The last reason is that Li-yi also gradually lost interest in this project, partly because of his new job, partly because of the limited-or-next-to-zero research output from me.

So you can see that in fact, it is entirely my fault. All this happens because I failed to produce a reasonable POSITIVE research output.

But from the failures, I also began to understand the real obstacles to this problem. The painful and bitter lesson is: if we really wish to tackle this hard problem of learning a generative model for Chinese fonts, there are three key challenges that we inevitably need to conquer. Thus here in this post, I will summarize the three key challenges I found, during my failed quest for the generative modeling of Chinese fonts.

This post is more or less intended for interested researchers and the future me, because soon or later I will come back to it (at least I hope so). I always have a mania on Chinese fonts. My father is a calligrapher specialized in Wei-Bei (魏碑, roughly the calligraphy works of the northern dynasties between AD 420–589) and makes a living for our family by it. I myself studied calligraphy, specializing in Zhao Mengfu and Chu Suiliang, and I've twice made it to the national prize exhibition of young calligraphers, although due to many reasons I've been away from my brush pen for a long time since the beginning of college. Anyway, I still think it is highly likely that I will resume this failed project.

A glimpse of contents:

Three Key Challenges

The three key challenges I found, of the generative modelling of Chinese fonts are:

Key challenge #1: A font consists of glyphs (for each character) which are represented as vector images, instead of the more comfortable pixel images. In particular, we say each glyph is parametrized in Bezier curves.

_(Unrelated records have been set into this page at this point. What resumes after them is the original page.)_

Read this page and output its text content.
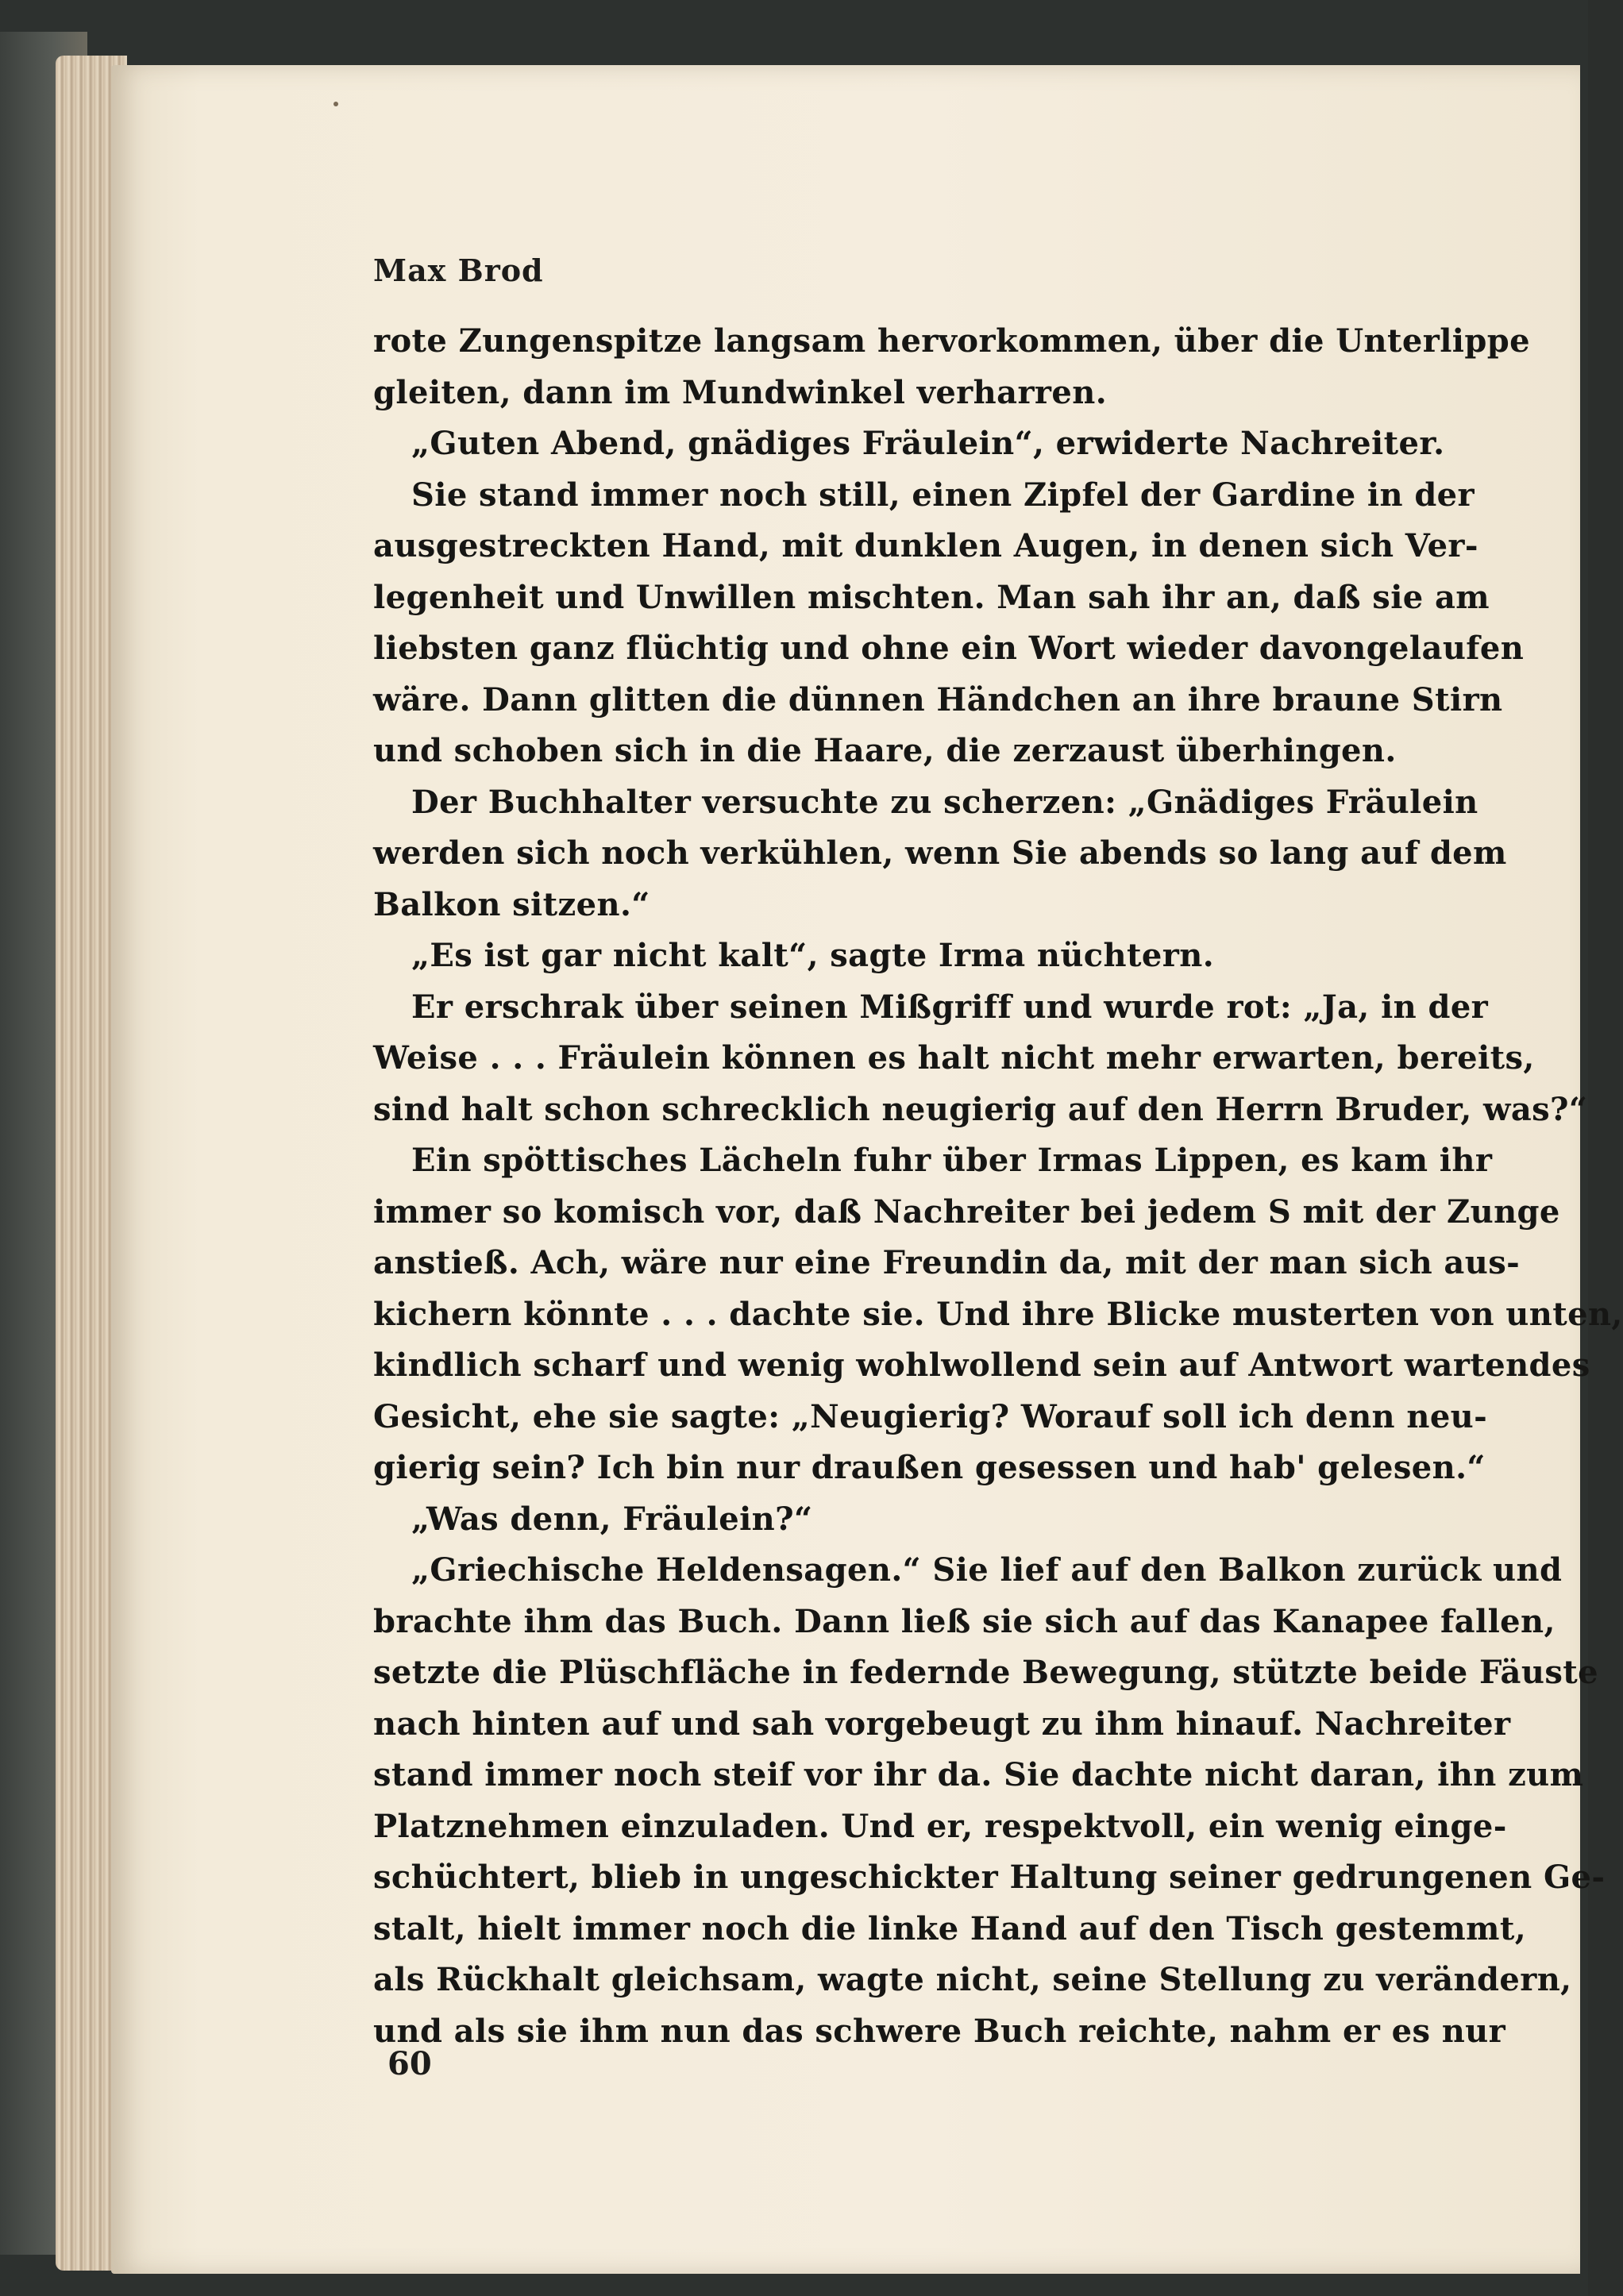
Max Brod
rote Zungenspitze langsam hervorkommen, über die Unterlippe
gleiten, dann im Mundwinkel verharren.
„Guten Abend, gnädiges Fräulein“, erwiderte Nachreiter.
Sie stand immer noch still, einen Zipfel der Gardine in der
ausgestreckten Hand, mit dunklen Augen, in denen sich Ver-
legenheit und Unwillen mischten. Man sah ihr an, daß sie am
liebsten ganz flüchtig und ohne ein Wort wieder davongelaufen
wäre. Dann glitten die dünnen Händchen an ihre braune Stirn
und schoben sich in die Haare, die zerzaust überhingen.
Der Buchhalter versuchte zu scherzen: „Gnädiges Fräulein
werden sich noch verkühlen, wenn Sie abends so lang auf dem
Balkon sitzen.“
„Es ist gar nicht kalt“, sagte Irma nüchtern.
Er erschrak über seinen Mißgriff und wurde rot: „Ja, in der
Weise . . . Fräulein können es halt nicht mehr erwarten, bereits,
sind halt schon schrecklich neugierig auf den Herrn Bruder, was?“
Ein spöttisches Lächeln fuhr über Irmas Lippen, es kam ihr
immer so komisch vor, daß Nachreiter bei jedem S mit der Zunge
anstieß. Ach, wäre nur eine Freundin da, mit der man sich aus-
kichern könnte . . . dachte sie. Und ihre Blicke musterten von unten,
kindlich scharf und wenig wohlwollend sein auf Antwort wartendes
Gesicht, ehe sie sagte: „Neugierig? Worauf soll ich denn neu-
gierig sein? Ich bin nur draußen gesessen und hab' gelesen.“
„Was denn, Fräulein?“
„Griechische Heldensagen.“ Sie lief auf den Balkon zurück und
brachte ihm das Buch. Dann ließ sie sich auf das Kanapee fallen,
setzte die Plüschfläche in federnde Bewegung, stützte beide Fäuste
nach hinten auf und sah vorgebeugt zu ihm hinauf. Nachreiter
stand immer noch steif vor ihr da. Sie dachte nicht daran, ihn zum
Platznehmen einzuladen. Und er, respektvoll, ein wenig einge-
schüchtert, blieb in ungeschickter Haltung seiner gedrungenen Ge-
stalt, hielt immer noch die linke Hand auf den Tisch gestemmt,
als Rückhalt gleichsam, wagte nicht, seine Stellung zu verändern,
und als sie ihm nun das schwere Buch reichte, nahm er es nur
60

However, current methods almost only work properly for pixels (raster images). How to handle the unordered, not-fixed-size, irregular representation of data is still an open challenge for deep learning. Pre-training in pixel image and then transferring to vector image seems to be currently the best practice. But this is far from satisfactory.
Key challenge #2: The Chinese language has an extremely large alphabet. Any working font for commercial use will need a collection of at least 6000~7000 glyphs (the complete alphabet will be more than 40,000). This does not even count some other critical issues, such as
- A tricky phenomenon called Variant Chinese character (异体字) which are different glyphs for the same character such as 飃&飄, 嶋&島, 回&囘&囬. They are technically the same thing, but just in different appearances.
- Different glyphs for the same character for traditional Chinese and simplified Chinese, or even Japanese Kanji. It means the alphabet needs to be at least 1.5 times bigger (roughly).
Current methods struggle to work for a fixed small size of glyphs, such as the Latin alphabet. Scaling up to 6000 glyphs seems to be computationally infeasible.
Key challenge #3: The compositional nature of glyphs: The reason why the Chinese font has a large alphabet is that Chinese font is compositional. One glyph might consist of many "parts" and any parts can be re-used to form different glyphs. Parts are composed into a glyph following some aesthetic principles. This is also what happens in the design studios of Chinese font designers. Designers would first come up with
- a collection of basis "parts" and
- a collection of important glyphs that give the aesthetic principles on how to compose "parts" into a glyph.
Chinese glyphs are, by a large margin, more complex than Latin characters. My opinion is that explicit consideration of compositionality will be essential. It seems that we need a more "model-based" network rather than a "model-free" network (like the notion of model-based RL methods and model-free ones). A proper new architecture with inductive biases that can handle compositionality is desired.